- Date posted
- 2y
Spiraling again
This is like my third post in the last couple of days and everything just feels like it’s getting worse. The idea of comphet is messing with my head so badly at this point I don’t know what to believe about myself anymore. I found myself in a rabbit hole on Reddit and saw a post where on the subreddit offmychest where a man was ranting about how his wife was apparently gay the whole time and just admitted it to him and it broke him. Someone in the comments mentioned comphet and it is making me spiral. It’s like every excuse I have for actually liking a guy is completely out the window, I always come up with a rebuttal as to why I didn’t actually like them and it’s just me convincing myself I did.
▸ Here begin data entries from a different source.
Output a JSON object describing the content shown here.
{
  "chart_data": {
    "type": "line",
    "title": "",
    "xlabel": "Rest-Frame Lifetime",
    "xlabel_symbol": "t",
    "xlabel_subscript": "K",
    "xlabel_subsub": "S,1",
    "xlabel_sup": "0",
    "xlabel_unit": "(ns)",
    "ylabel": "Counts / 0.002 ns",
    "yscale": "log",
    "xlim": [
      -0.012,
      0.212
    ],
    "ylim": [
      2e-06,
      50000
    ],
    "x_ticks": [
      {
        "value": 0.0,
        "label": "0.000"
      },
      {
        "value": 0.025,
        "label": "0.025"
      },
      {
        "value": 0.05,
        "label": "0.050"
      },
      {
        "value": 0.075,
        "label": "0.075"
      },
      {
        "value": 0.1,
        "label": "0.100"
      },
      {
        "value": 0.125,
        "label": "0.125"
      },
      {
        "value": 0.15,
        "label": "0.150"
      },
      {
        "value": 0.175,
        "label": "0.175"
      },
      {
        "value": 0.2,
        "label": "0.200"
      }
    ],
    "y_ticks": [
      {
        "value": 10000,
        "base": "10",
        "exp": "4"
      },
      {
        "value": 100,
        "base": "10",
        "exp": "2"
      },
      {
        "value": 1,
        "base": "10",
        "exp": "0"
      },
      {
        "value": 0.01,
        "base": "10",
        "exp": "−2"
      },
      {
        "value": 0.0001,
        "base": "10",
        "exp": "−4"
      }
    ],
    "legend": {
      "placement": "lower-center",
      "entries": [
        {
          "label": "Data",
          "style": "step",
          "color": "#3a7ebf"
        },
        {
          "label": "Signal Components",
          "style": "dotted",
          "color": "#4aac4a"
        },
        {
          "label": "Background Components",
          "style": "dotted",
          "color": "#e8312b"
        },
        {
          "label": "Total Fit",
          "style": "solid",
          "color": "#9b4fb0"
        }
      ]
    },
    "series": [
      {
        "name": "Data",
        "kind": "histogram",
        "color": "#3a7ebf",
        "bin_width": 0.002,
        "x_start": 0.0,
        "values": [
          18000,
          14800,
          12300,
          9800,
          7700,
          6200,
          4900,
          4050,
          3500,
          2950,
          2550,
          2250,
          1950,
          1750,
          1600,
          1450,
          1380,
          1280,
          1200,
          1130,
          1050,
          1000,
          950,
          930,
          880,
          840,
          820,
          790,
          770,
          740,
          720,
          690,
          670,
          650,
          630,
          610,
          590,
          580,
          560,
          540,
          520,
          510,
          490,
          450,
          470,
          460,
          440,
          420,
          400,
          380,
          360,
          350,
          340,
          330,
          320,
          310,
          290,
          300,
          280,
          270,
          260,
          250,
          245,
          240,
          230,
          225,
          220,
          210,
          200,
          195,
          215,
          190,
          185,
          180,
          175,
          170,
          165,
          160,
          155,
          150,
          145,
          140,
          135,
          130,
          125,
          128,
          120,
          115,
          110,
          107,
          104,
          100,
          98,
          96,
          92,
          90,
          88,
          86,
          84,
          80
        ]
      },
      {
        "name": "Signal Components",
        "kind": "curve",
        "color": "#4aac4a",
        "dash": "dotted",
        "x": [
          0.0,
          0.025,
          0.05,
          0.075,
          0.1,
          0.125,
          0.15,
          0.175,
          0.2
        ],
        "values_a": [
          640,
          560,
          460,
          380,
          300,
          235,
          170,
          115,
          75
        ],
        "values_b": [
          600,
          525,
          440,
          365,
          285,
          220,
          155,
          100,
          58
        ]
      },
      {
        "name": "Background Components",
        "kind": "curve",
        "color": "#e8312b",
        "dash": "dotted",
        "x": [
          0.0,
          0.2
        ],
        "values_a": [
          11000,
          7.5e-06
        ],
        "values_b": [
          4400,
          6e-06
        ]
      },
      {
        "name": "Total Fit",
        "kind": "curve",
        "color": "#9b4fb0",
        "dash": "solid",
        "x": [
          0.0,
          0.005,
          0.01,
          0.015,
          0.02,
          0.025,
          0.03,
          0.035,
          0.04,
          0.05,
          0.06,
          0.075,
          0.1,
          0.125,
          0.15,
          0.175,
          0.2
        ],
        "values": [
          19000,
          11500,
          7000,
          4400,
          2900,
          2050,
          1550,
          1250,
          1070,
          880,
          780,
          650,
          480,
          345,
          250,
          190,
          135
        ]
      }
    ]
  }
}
Some of the posts were against the concept of comphet but between that and aesthetic attraction vs. sexual I feel like I’m losing it at this point. I just feel like my whole life has been a lie. Usually my ocd will go away eventually but this time the thoughts are so much worse than ever before and feel so unbelievably real. I don’t even remember what it feels like to be attracted to a guy like I used to be. And my head is telling me I never was, even though how can something that made me happy just not exist? I’m so tired. I don’t know why this has to happen in my brain, and why I can’t be so sure like I thought I used to be. But now I don’t even know that anymore. If I was going to like the same sex I wish I could’ve just been that since I was a child and lived with it instead of it coming on now. I feel defeated and like a liar to myself. It feels like the thoughts have finally won.